Antibody drugs play a central role in modern medical treatments, despite their tendency to aggregate under physical stimuli being a major challenge. Generically, these are prone to foaming, and bubble from syringes is typically manually removed by means of tapping. Hence, this study aimed to develop and evaluate the efficacy of a tapping instrument for bubble removal from syringes with minimal physical stress.

Methods

The instrument was designed with a columnar shape to minimize contact area with the syringe surface. This instrument was named BUBBLESS, a coined term combining “bubble” and “less.” To measure the force applied to syringes, a cutting-force measurement system was employed. Twelve participants each drew 50 mL of distilled water into syringes and removed naturally occurring bubbles. Bubble removal was performed three times each by hand and using BUBBLESS per participant. Infliximab was the model antibody drug to evaluate aggregation, and its solutions were immediately imaged, following bubble removal by manual or BUBBLESS tapping, under a laser microscope.

Results

A columnar shape, based on its contact area with the syringe, and polyacetal resin were used for developing BUBBLESS (weight: approximately 38.0 g). The median maximum force (interquartile range [IQR]) applied to the syringe was 129.1 (113.1–175.2) N by hand and 60.7 (47.9–80.9) N with BUBBLESS (p < 0.0001).

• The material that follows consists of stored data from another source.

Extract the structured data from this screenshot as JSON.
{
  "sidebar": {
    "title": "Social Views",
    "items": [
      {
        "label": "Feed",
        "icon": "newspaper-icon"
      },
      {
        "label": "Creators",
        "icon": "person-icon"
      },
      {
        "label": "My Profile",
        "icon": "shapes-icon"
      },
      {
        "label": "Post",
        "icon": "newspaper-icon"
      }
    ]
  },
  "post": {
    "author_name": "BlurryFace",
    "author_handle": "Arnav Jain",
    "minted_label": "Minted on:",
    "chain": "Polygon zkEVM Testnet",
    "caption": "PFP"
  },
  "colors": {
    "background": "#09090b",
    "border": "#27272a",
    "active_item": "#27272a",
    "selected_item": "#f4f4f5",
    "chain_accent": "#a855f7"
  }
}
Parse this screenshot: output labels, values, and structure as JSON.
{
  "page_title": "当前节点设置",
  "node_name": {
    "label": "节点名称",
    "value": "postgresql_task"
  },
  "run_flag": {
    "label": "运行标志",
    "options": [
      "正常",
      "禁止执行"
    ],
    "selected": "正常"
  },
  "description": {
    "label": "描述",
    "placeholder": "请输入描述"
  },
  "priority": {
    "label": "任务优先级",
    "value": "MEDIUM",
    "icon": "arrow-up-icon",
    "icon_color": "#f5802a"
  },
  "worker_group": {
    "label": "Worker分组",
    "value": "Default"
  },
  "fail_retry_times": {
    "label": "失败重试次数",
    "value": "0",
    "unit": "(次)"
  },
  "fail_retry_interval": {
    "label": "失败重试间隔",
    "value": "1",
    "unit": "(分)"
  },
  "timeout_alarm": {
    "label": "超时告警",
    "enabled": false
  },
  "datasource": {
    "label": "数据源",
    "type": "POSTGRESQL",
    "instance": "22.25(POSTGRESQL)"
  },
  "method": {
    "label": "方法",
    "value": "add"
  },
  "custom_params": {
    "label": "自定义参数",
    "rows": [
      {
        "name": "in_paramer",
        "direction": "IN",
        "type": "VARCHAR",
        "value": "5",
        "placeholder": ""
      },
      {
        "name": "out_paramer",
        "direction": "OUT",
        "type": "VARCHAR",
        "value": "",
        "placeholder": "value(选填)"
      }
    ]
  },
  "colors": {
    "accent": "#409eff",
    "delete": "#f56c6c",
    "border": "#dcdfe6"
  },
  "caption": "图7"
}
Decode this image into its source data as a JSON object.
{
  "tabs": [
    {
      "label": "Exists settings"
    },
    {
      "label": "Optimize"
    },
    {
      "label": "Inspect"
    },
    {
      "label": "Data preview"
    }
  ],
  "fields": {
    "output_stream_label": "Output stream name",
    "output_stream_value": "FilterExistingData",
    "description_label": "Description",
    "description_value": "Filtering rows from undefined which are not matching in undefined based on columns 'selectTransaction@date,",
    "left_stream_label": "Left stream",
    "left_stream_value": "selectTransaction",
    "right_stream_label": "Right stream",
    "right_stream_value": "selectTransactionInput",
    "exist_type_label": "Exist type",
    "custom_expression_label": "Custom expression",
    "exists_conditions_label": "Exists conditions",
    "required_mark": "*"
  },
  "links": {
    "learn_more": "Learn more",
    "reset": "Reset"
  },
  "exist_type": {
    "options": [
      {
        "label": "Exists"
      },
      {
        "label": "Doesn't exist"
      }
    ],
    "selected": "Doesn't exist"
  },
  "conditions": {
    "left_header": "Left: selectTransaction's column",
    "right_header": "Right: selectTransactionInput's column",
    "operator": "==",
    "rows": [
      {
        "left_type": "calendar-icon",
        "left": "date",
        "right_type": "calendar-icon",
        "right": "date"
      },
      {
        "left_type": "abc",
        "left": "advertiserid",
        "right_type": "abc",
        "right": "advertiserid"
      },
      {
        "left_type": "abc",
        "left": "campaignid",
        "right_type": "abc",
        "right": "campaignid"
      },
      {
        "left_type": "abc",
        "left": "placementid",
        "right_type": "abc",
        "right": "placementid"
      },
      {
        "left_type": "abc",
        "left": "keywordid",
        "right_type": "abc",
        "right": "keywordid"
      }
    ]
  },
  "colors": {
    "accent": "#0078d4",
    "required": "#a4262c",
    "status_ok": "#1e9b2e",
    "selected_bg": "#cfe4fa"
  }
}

The median total applied force (IQR) was 1,665,283 (1,176,238–2,445,051) N by hand and 575,061 (400,170.3–731,369.6) N with BUBBLESS (p < 0.0001). Laser microscopy revealed visible aggregation of infliximab following manual tapping but almost none after BUBBLESS tapping. No further changes were observed during a 10-min observation period in either case. The largest recorded horizontal and vertical diameters were approximately 12.5 and 13.4 μm, respectively, with no further changes observed in the aggregate during the 10-min observation period.

Conclusions

This study shows the potential of the BUBBLESS tapping method as a novel approach to suppress antibody drug aggregation.